И на следующем съезде партии все эти Плехановы, Мартовы и прочие потресовы будут выглядеть очень и очень бледно. Местечковые болтуны, и только. Лягушки в болоте. Нет, даже не лягушки — головастики!
Но это так… мелкий побочный эксперимент. Важнее другое: предотвратить гибель Государя с семьёю и последующую за этим смуту, что вошла в историю как «Семь дней в мае». Не то, чтобы Шефу было жалко Николая Александровича. Никого ему не жалко. Просто хочет посмотреть, как будут развиваться события, если вместо взбалмошного Михаила на троне останется спокойный и рассудительный Николай. Любопытно ему.
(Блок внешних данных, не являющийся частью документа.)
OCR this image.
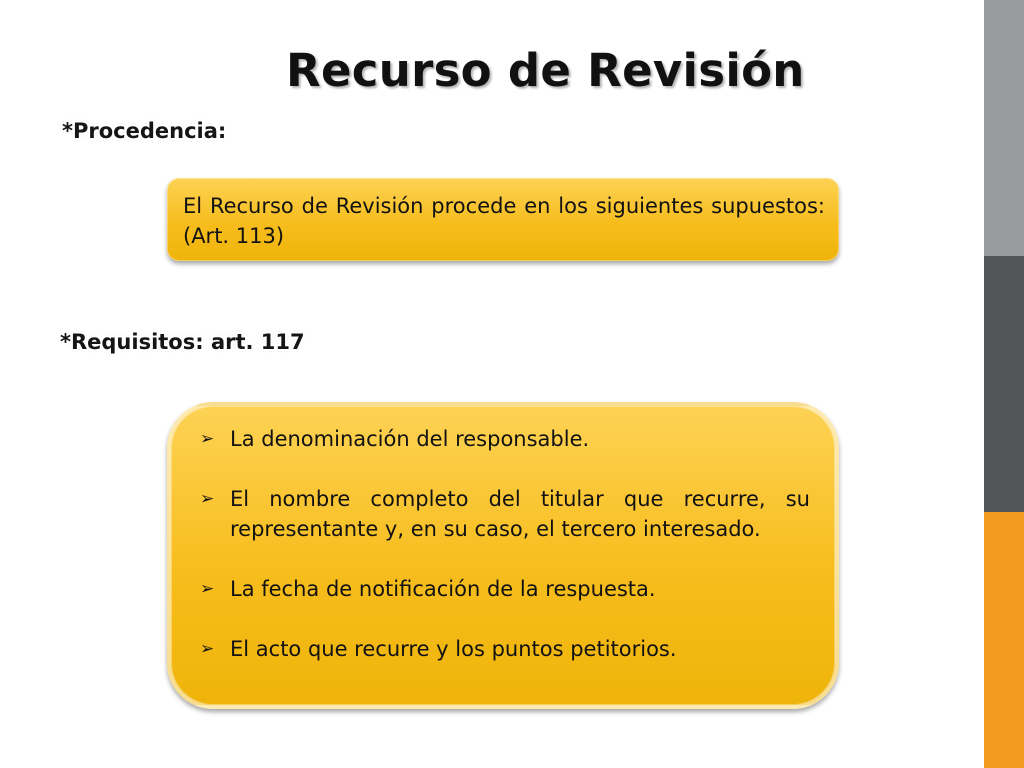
Recurso de Revisión
*Procedencia:
El Recurso de Revisión procede en los siguientes supuestos: (Art. 113)
*Requisitos: art. 117
➢ La denominación del responsable.
➢ El nombre completo del titular que recurre, su representante y, en su caso, el tercero interesado.
➢ La fecha de notificación de la respuesta.
➢ El acto que recurre y los puntos petitorios.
И вот теперь начинай сызнова. Никитин Валерий Николаевич, установленный наводчик анархотеррористов, теперь бежит куда глаза глядят — или лежит на дне морском, с колосниками, привязанными к ногам. Уже неважно. Есть ли у него дублер? Возможно. Если нет, то скоро будет. Но как его найти? Не думаю, что дублер будет устраиваться на службу в ванные заведения. Вряд ли. Теоретически, чисто теоретически дублер должен быть там, где сможет получать сведения о присутствии Государя в Ливадийском дворце. Но это вовсе не обязательное «смотрю и примечаю» с помощью мощного бинокля или даже вот как у меня — телескопа. Критических точек множество. Почта, телеграф. Полиция. Да практически все казенные учреждения будут поставлены в известность о присутствии Государя. Чтобы трепетали, бдели и старались.
Что ж. Можно ведь и с другой стороны подойти. С царской. Идти от царя к цареубийцам.
Но это не сегодня. Царя поблизости нет. Придется годить.
Маленькая лампочка, символ прогресса, давала света чуть более свечи, и я, за письменным столом, среди бумаг мог вообразить себя Гоголем, Пушкиным или даже Юрием Казаковым.
Но не воображал.
Не то у меня настроение — воображать. Писатель, что Гоголь, что Казаков, пишет для читателя-конфидента, пусть и не существующего на самом деле. А я… За что ни возьмусь, получается отчет о проделанной работе, и только.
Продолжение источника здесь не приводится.